I'd love to at least cut down to part time but we absolutely cannot afford it, my husband would have to get a 2nd job and then I'd never see him so then what's the point in being married and having a kid 🤷♀️ ultimately it's my own fault I need to work full time because I put myself in the debt I'm in and I can't expect him to work to pay that off for me.
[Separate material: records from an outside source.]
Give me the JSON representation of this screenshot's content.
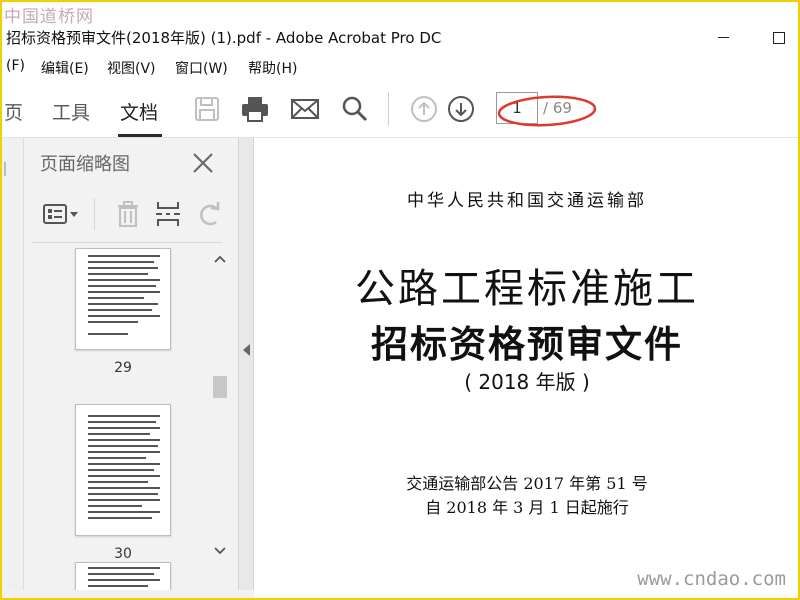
{
  "watermarks": {
    "top": "中国道桥网",
    "bottom": "www.cndao.com"
  },
  "window": {
    "title": "招标资格预审文件(2018年版) (1).pdf - Adobe Acrobat Pro DC"
  },
  "menu": [
    {
      "label": "(F)"
    },
    {
      "label": "编辑(E)"
    },
    {
      "label": "视图(V)"
    },
    {
      "label": "窗口(W)"
    },
    {
      "label": "帮助(H)"
    }
  ],
  "toolbar": {
    "tabs": [
      {
        "label": "页"
      },
      {
        "label": "工具"
      },
      {
        "label": "文档"
      }
    ],
    "active_tab": "文档",
    "icons": [
      "save-icon",
      "print-icon",
      "email-icon",
      "search-icon",
      "page-up-icon",
      "page-down-icon"
    ],
    "current_page": "1",
    "page_total": "/ 69"
  },
  "panel": {
    "title": "页面缩略图",
    "icons": [
      "page-options-icon",
      "trash-icon",
      "insert-pages-icon",
      "rotate-icon",
      "close-icon"
    ],
    "thumbnails": [
      {
        "label": "29"
      },
      {
        "label": "30"
      }
    ]
  },
  "document": {
    "ministry": "中华人民共和国交通运输部",
    "title_line1": "公路工程标准施工",
    "title_line2": "招标资格预审文件",
    "edition": "( 2018 年版 )",
    "notice": "交通运输部公告 2017 年第 51 号",
    "effective_date": "自 2018 年 3 月 1 日起施行"
  },
  "colors": {
    "frame": "#f0d000",
    "annotation": "#e0392b",
    "panel_bg": "#f2f2f2",
    "disabled_icon": "#c0c0c0"
  }
}
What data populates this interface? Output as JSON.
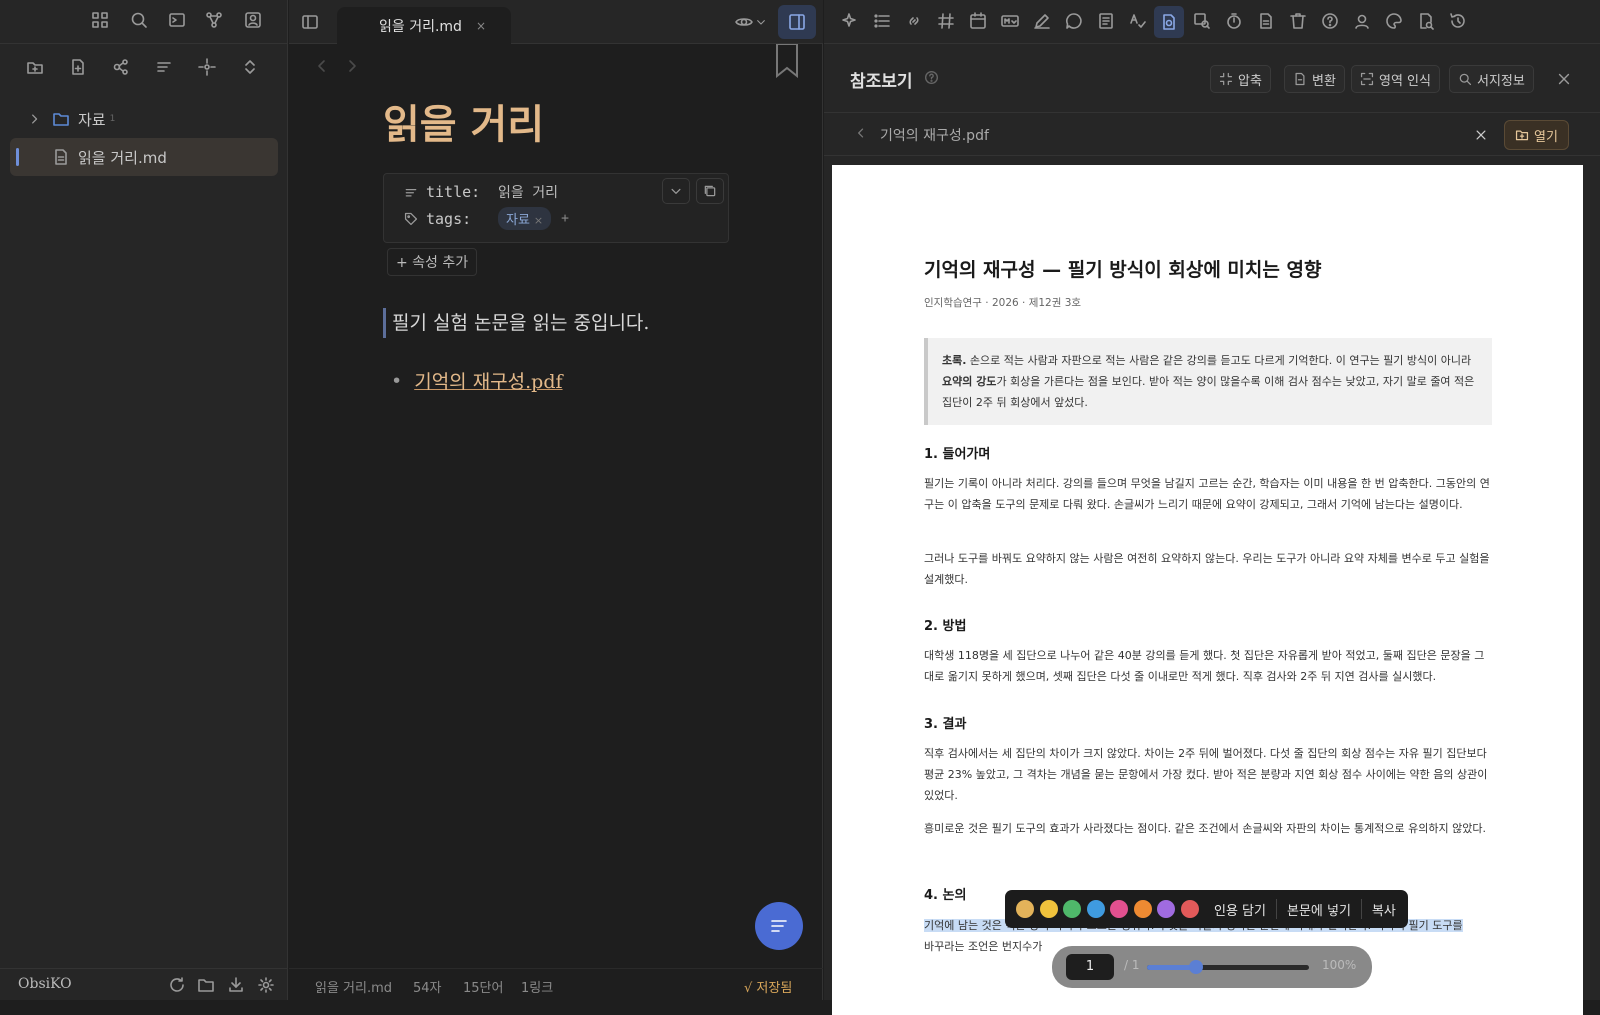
{
  "sidebar": {
    "ribbon_icons": [
      "grid-icon",
      "search-icon",
      "terminal-icon",
      "graph-icon",
      "profile-icon"
    ],
    "tool_icons": [
      "new-folder-icon",
      "new-note-icon",
      "nodes-icon",
      "sort-icon",
      "crosshair-icon",
      "collapse-icon"
    ],
    "tree": [
      {
        "type": "folder",
        "label": "자료",
        "count": "1"
      },
      {
        "type": "file",
        "label": "읽을 거리.md",
        "active": true
      }
    ],
    "vault_name": "ObsiKO",
    "footer_icons": [
      "refresh-icon",
      "folder-icon",
      "download-icon",
      "gear-icon"
    ]
  },
  "editor": {
    "tab_label": "읽을 거리.md",
    "tab_close": "×",
    "note_title": "읽을 거리",
    "properties": [
      {
        "key": "title:",
        "value": "읽을 거리"
      },
      {
        "key": "tags:",
        "tag": "자료",
        "tag_close": "×",
        "add": "+"
      }
    ],
    "add_property": "+ 속성 추가",
    "body_text": "필기 실험 논문을 읽는 중입니다.",
    "bullet_dot": "•",
    "link_text": "기억의 재구성.pdf",
    "status": {
      "file": "읽을 거리.md",
      "chars": "54자",
      "words": "15단어",
      "links": "1링크",
      "saved": "√ 저장됨"
    }
  },
  "panel": {
    "title": "참조보기",
    "buttons": {
      "compress": "압축",
      "convert": "변환",
      "ocr": "영역 인식",
      "bibinfo": "서지정보"
    },
    "file_name": "기억의 재구성.pdf",
    "open_label": "열기",
    "pdf": {
      "title": "기억의 재구성 — 필기 방식이 회상에 미치는 영향",
      "meta": "인지학습연구 · 2026 · 제12권 3호",
      "abstract_label": "초록.",
      "abstract_1": " 손으로 적는 사람과 자판으로 적는 사람은 같은 강의를 듣고도 다르게 기억한다. 이 연구는 필기 방식이 아니라 ",
      "abstract_bold": "요약의 강도",
      "abstract_2": "가 회상을 가른다는 점을 보인다. 받아 적는 양이 많을수록 이해 검사 점수는 낮았고, 자기 말로 줄여 적은 집단이 2주 뒤 회상에서 앞섰다.",
      "sections": [
        {
          "heading": "1. 들어가며",
          "paras": [
            "필기는 기록이 아니라 처리다. 강의를 들으며 무엇을 남길지 고르는 순간, 학습자는 이미 내용을 한 번 압축한다. 그동안의 연구는 이 압축을 도구의 문제로 다뤄 왔다. 손글씨가 느리기 때문에 요약이 강제되고, 그래서 기억에 남는다는 설명이다.",
            "그러나 도구를 바꿔도 요약하지 않는 사람은 여전히 요약하지 않는다. 우리는 도구가 아니라 요약 자체를 변수로 두고 실험을 설계했다."
          ]
        },
        {
          "heading": "2. 방법",
          "paras": [
            "대학생 118명을 세 집단으로 나누어 같은 40분 강의를 듣게 했다. 첫 집단은 자유롭게 받아 적었고, 둘째 집단은 문장을 그대로 옮기지 못하게 했으며, 셋째 집단은 다섯 줄 이내로만 적게 했다. 직후 검사와 2주 뒤 지연 검사를 실시했다."
          ]
        },
        {
          "heading": "3. 결과",
          "paras": [
            "직후 검사에서는 세 집단의 차이가 크지 않았다. 차이는 2주 뒤에 벌어졌다. 다섯 줄 집단의 회상 점수는 자유 필기 집단보다 평균 23% 높았고, 그 격차는 개념을 묻는 문항에서 가장 컸다. 받아 적은 분량과 지연 회상 점수 사이에는 약한 음의 상관이 있었다.",
            "흥미로운 것은 필기 도구의 효과가 사라졌다는 점이다. 같은 조건에서 손글씨와 자판의 차이는 통계적으로 유의하지 않았다."
          ]
        },
        {
          "heading": "4. 논의",
          "paras": []
        }
      ],
      "discussion_hl": "기억에 남는 것은 적은 양이 아니라 고르는 행위다. 무엇을 버릴지 정하는 순간에 이해가 일어난다. 따라서 필기 도구를",
      "discussion_rest": "바꾸라는 조언은 번지수가"
    },
    "popup": {
      "colors": [
        "#e3b35a",
        "#f0c23c",
        "#4fb86a",
        "#3f9be0",
        "#e2508f",
        "#ee8a32",
        "#a06be0",
        "#e25a5a"
      ],
      "quote": "인용 담기",
      "insert": "본문에 넣기",
      "copy": "복사"
    },
    "page": {
      "current": "1",
      "total": "/ 1",
      "zoom": "100%",
      "zoom_level": 0.3
    }
  }
}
I’d love to not go back to work and we could afford for me not to on just my partners wage but we wouldn’t be comfortable. I’m a big earner too and therefore we have a big-ish mortgage, I am trying to reduce to 4 days a week, have put my request in and hoping to find out in my call to discuss it next week. If money wasn’t an issue I’d stay at home until my baby was in pre school 😭 x
@Vicky what’s your husband do? They recruiting? 🤣
@Gemma Ha! He mostly does contract roles working in change management. We are also a bit older than most first time parents so are pretty secure in our finances and spending. I know I won't get this time back with my baby so I'm gonna sacrifice my role and see how we get on. I realise not everyone has the option and if it were different I'd probably try and reduce my days or consolidate days to make it work as others plan to do.
I'm going back to work to save what's left of my sanity. I love my daughter but most of my maternity leave I've battled with my depression and I just need to be somewhere she isn't to be me so I have a chance to reset myself before my battle is lost.
Every single mum I know has enjoyed going back to work - having time in their role / back to another purpose.
I feel I need to go back to find me again but at the same time I'd like to go back less days to spend time with baby. My only thing is that I hate being dependent on my other half for money so am doing more days to ensure I can pay my way. I know that's madness but I can't convince my brain to not want that independence 😬
I'm not planning on going back to work but I'm definitely in the minority out of my mum's pals. Fortunately my husband has a well paid role and he has agreed to continue to pay all bills and will match my maternity allowance that I've been getting which is like £800 per month to cover my weekly expenses (he will pay it to me on the 1st of each month). He is going to pay our babies swimming separately and will buy us clothes, or pay for family/friends gifts as they crop up too. Will see how it goes but we've managed so far and I try to be as savvy as possible in the day day spending but do go out for lunches and coffees a bit with my friends and buy baby bits and pieces here and there. I also spend on trains/buses too. Hope this helps.